Artikel 323/2, WIB 92

Art. 323/2, § 1 en § 2, treedt in werking voor alle of bepaalde categorieën van houders van een ondernemingsnummer, evenals voor natuurlijke personen, op een datum respectievelijk te bepalen door de Koning, en ten laatste op 01.01.2028 (art. 26 en 222, W 12.05.2024 - B.S. 30.05.2024; Numac: 2024003880)


§ 1. Wanneer een instantie als bedoeld in artikel 145^35, tweede lid, 3°, een attest aflevert met het oog op het bekomen van de belastingvermindering voor kinderoppas, deelt zij de administratie jaarlijks (...) de gegevens mee die daarop betrekking hebben.

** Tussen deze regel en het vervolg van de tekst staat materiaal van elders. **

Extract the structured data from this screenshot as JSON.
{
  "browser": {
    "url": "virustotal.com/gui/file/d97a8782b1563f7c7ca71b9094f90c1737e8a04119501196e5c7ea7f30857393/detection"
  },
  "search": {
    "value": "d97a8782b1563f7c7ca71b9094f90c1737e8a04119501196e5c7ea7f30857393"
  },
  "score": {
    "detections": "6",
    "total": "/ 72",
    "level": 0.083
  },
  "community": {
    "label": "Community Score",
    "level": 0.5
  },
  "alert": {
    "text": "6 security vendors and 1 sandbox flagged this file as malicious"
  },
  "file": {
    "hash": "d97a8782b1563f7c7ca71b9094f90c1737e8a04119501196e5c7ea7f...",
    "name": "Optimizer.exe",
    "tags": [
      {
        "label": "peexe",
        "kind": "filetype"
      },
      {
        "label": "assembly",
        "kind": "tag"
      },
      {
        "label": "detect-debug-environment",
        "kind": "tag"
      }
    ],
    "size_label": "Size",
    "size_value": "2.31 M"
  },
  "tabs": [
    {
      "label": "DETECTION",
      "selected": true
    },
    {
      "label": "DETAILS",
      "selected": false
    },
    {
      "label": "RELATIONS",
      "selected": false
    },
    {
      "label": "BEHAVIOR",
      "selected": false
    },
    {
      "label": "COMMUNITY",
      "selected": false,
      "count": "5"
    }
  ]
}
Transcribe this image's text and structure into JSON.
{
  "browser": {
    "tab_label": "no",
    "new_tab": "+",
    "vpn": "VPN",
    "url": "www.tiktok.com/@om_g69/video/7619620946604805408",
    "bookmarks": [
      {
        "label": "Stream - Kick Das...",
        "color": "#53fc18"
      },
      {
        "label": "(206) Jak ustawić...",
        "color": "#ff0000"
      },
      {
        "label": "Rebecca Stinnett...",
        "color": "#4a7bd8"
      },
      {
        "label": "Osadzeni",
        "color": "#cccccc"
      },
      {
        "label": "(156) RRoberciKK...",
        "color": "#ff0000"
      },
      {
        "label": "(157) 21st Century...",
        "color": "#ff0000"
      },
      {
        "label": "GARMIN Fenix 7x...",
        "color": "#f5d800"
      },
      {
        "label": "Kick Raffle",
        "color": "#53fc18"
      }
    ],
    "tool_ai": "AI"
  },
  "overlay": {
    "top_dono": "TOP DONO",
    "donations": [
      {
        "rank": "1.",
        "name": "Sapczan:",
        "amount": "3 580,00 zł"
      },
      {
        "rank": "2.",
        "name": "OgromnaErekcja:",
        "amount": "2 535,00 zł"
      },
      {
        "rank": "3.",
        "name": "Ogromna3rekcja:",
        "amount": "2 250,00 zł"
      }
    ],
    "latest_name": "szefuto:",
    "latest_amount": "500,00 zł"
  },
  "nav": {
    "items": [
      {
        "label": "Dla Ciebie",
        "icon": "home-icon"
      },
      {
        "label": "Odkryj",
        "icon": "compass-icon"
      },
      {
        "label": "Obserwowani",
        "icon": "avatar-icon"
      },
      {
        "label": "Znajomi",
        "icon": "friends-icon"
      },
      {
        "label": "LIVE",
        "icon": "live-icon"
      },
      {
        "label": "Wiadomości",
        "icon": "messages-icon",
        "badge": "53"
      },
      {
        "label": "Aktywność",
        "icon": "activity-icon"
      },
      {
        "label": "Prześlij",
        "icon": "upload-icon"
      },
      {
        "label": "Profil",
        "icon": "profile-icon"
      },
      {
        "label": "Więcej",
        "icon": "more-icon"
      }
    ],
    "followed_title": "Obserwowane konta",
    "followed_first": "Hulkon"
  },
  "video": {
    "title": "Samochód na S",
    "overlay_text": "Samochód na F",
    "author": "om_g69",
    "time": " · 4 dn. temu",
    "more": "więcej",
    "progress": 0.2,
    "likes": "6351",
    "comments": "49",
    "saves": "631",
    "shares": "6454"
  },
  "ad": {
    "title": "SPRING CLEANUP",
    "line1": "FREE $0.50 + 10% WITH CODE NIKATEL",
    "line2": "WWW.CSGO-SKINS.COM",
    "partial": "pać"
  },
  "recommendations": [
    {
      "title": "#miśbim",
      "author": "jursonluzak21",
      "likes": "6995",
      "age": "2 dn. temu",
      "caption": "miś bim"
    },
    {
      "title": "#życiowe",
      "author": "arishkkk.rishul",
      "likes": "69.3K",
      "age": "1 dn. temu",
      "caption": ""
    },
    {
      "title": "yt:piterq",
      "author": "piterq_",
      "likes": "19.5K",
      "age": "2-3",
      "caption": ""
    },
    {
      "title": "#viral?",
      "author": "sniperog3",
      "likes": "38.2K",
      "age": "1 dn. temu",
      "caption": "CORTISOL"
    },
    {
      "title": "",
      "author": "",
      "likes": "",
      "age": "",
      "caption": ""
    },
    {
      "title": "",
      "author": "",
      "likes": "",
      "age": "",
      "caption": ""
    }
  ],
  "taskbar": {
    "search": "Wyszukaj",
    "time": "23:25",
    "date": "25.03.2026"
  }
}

§ 2. De instanties bedoeld in artikel 145^35, tweede lid, 3°, zijn vrijgesteld van de jaarlijkse verplichting om de mededeling bedoeld in paragraaf 1 te voldoen zolang zij niet beschikken over de nodige geïnformatiseerde middelen om aan deze verplichting te voldoen.

§ 3. De in paragraaf 1 vermelde mededeling geschiedt binnen de termijn en in de vorm die door de Koning wordt bepaald.

De Koning bepaalt eveneens de gegevens die moeten worden meegedeeld.

§ 4. Met als enig doel paragraaf 1 toe te passen, hebben de betrokken instanties de toelating om het identificatienummer van het Rijksregister van de natuurlijke personen te verzamelen, te verwerken en mee te delen.

Wanneer het voormeld identificatienummer reeds voor andere doeleinden in het bezit is van de betrokken instanties, mag het gebruikt worden voor de toepassing van de paragraaf 1.